Und: Bei Slogans wie "Ohne Zuckerzusatz", "100 Prozent Frucht" oder "weniger süß" verstecken sich oft andere Zucker in dem Produkt. "Zucker ist ein billiger Rohstoff und verführt die meisten von uns dazu, mehr zu essen. Zuckerreiche Lebensmittel sind besonders lukrativ für die Lebensmittelindustrie", sagt Rücker.
Entstehung von Übergewicht
Eine wichtige Zielgruppe: die Kinder. Nicht selten wird damit geworben, dass ein Snack "perfekt für zwischendurch" ist, obwohl das Produkt einen hohen Zuckeranteil hat. "Die Gewinnspanne von Softdrinks und Süßigkeiten liegt bis vier Mal so hoch wie für Obst oder Gemüse. Kein Wunder, dass fast ausschließlich zu süße, zu fettige oder zu salzige Produkte mit Comics an Kinder vermarktet werden, so Rücker. Damit trage die Lebensmittelindustrie "maßgeblich" zur Entstehung von Übergewicht und chronischen Krankheiten bei.

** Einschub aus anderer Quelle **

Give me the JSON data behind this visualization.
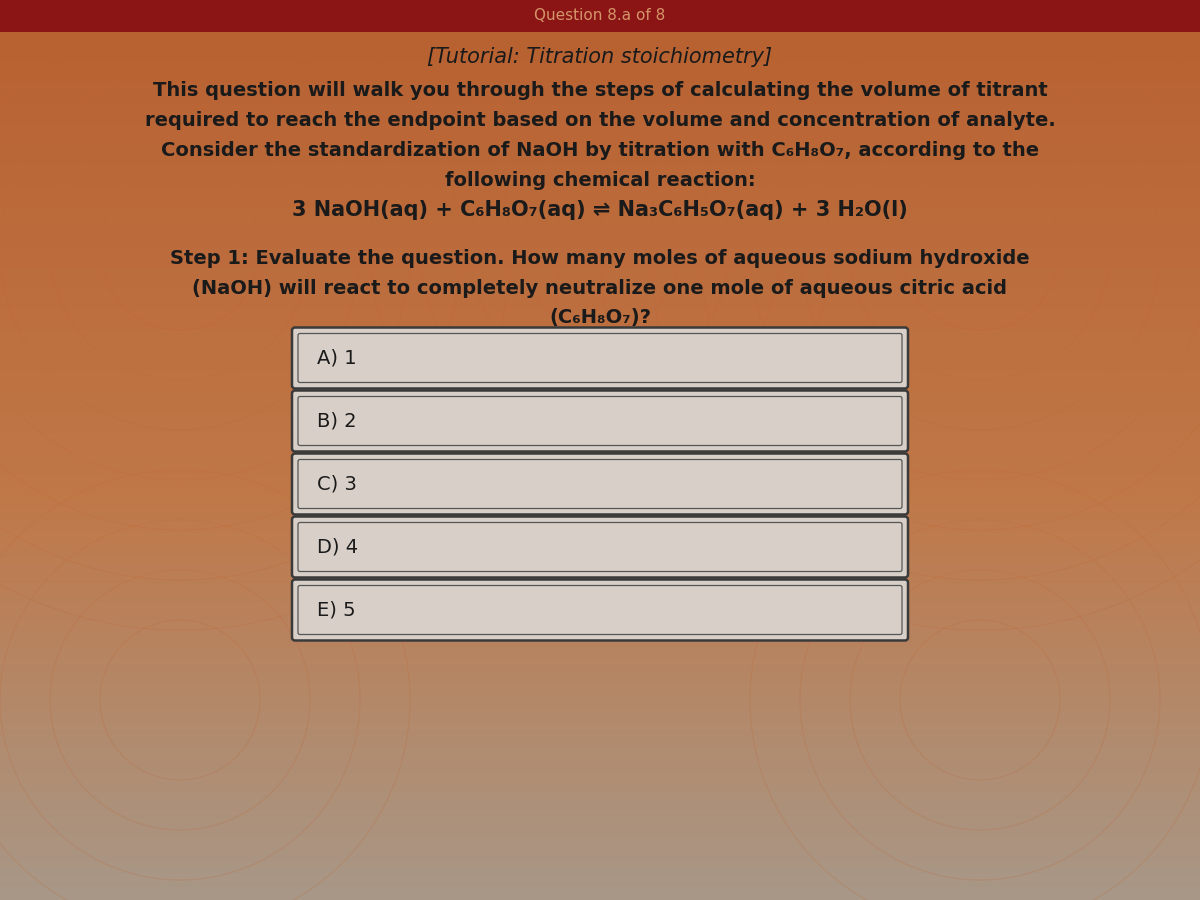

Kommt eine "Zuckersteuer"?
Mehrere Länder in der Europäischen Region der Weltgesundheitsorganisation (WHO) haben inzwischen gesundheitsbezogene Steuern oder Subventionen für bestimmte Lebensmittel eingeführt. In Ungarn existiert beispielsweise eine Gesundheitssteuer auf zuckergesüßte Getränke, Energydrinks, Süßwaren, Knabbersachen, Würzmittel, Alkohol mit typischen Geschmackseigenschaften und Marmeladen.Auch in Deutschland wird über eine "Zuckersteuer" diskutiert. Die Großteil der Bevölkerung ist dagegen und auch Martin Rücker ist skeptisch. Vielmehr fordert er eine Steuerpolitik, die gesunde gegenüber ungesunden Lebensmitteln begünstigt und damit Anreize setzt, ohne dass es eine "Strafsteuer" gibt. Zudem müsse die Politik Maßnahmen vorlegen, die eine ausgewogene Ernährung vom Kindesalter an fördert. Dazu würden unter anderem verbindliche Standards für Schulessen oder eine Nährwertkennzeichnung in Ampelfarben gehören, die bisher am Widerstand aus der Lebensmittelindustrie gescheitert ist. "Ernährungsbildung und Sportprogramme allein sind nachweislich nicht ausreichend."